0
votes

Suppose a struct X with some primitives and an array of Y structs:

typedef struct 
{ 
   int a;    
   Y** y;
} X;

An instance X1 of X is initialized at the host, and then copied to an instance X2 of X, on the device memory, through cudaMemcpy.

This works fine for all the primitives in X (such as int a), but cudaMemcpy seems to flatten any double pointer into a single pointer, thus causing out of bounds exceptions wherever there's an access to the struct arrays in X (such as y).

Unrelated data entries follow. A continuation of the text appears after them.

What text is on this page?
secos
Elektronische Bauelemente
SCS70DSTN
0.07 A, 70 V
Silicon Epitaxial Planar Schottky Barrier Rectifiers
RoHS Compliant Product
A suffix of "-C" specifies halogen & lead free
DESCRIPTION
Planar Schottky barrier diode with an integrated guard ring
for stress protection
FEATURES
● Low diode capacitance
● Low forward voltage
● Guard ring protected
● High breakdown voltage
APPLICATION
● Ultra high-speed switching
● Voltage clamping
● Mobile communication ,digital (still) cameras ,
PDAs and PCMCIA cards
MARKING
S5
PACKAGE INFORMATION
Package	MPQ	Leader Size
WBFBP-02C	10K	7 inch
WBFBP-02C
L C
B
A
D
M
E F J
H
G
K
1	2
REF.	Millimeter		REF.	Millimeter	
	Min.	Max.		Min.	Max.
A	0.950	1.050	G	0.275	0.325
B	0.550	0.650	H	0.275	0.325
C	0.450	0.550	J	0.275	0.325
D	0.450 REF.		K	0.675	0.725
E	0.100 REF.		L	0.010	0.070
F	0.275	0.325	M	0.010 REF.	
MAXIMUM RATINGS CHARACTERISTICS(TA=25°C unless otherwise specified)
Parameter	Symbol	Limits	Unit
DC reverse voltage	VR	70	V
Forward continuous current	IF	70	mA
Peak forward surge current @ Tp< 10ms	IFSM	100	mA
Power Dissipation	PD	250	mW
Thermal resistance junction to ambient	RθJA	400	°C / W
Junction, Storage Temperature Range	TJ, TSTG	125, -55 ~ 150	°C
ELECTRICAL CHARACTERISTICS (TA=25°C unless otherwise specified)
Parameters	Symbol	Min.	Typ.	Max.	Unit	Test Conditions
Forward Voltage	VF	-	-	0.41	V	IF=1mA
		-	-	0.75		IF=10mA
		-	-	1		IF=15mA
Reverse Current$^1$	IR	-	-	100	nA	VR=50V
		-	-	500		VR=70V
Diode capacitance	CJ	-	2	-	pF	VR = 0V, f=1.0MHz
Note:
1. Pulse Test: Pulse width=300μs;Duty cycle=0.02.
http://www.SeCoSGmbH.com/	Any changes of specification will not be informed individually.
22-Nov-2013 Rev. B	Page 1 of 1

In this case am I supposed to use another memcpy function, such as cudaMemcpy2D or cudaMemcpyArrayToArray?

Suggestions are much appreciated. Thanks!

edit

The natural approach (as in "that's what I'd do if it were just C) towards copying an array of structures would be to cudaMalloc the array and then cudaMalloc and initialize each element separately, e.g.:

X** h_x;
X** d_x;
int num_x;

cudaMalloc((void**)&d_x, sizeof(X)*num_x);

int i=0;
for(;i<num_x;i++)
{
    cudaMalloc((void**)d_x[i], sizeof(X));
    cudaMemcpy(&d_x[i], &h_x[i], sizeof(X), cudaMemcpyHostToDevice);
}

However, the for's cudaMalloc generates a crash. I confess I'm not yet comfortable with the usage of pointers in Cuda functions, so perhaps I screwed up with the cudaMalloc and cudaMemcpy parameters?

1
CUDA compute capability 2.0 and above support double percision operations, Otherwise, the compiler would cast double to float, Please note that the compilation would go without no errorsTripleS
I told you that double pointers (**) makes this extra challenging. If you want to see how to copy ** arrays from host to device, look here. It's not for the faint of heart. Note that a.lasram is suggesting flattening on the host first. I also suggest you accept the answer given by a.lasram, and post new questions if you have them. It makes the question messy and confusing for others to read when you make wholesale edits and post mostly new questions in your old one that's already been answered.Robert Crovella

1 Answers

4
votes

cudaMemcpy, cudaMemcpy2D and cudaMemcpyArrayToArray all copy from a contiguous memory region in the host to a contiguous memory region on the device.

You have to copy all your data in an intermediary contiguous buffer you send to the device.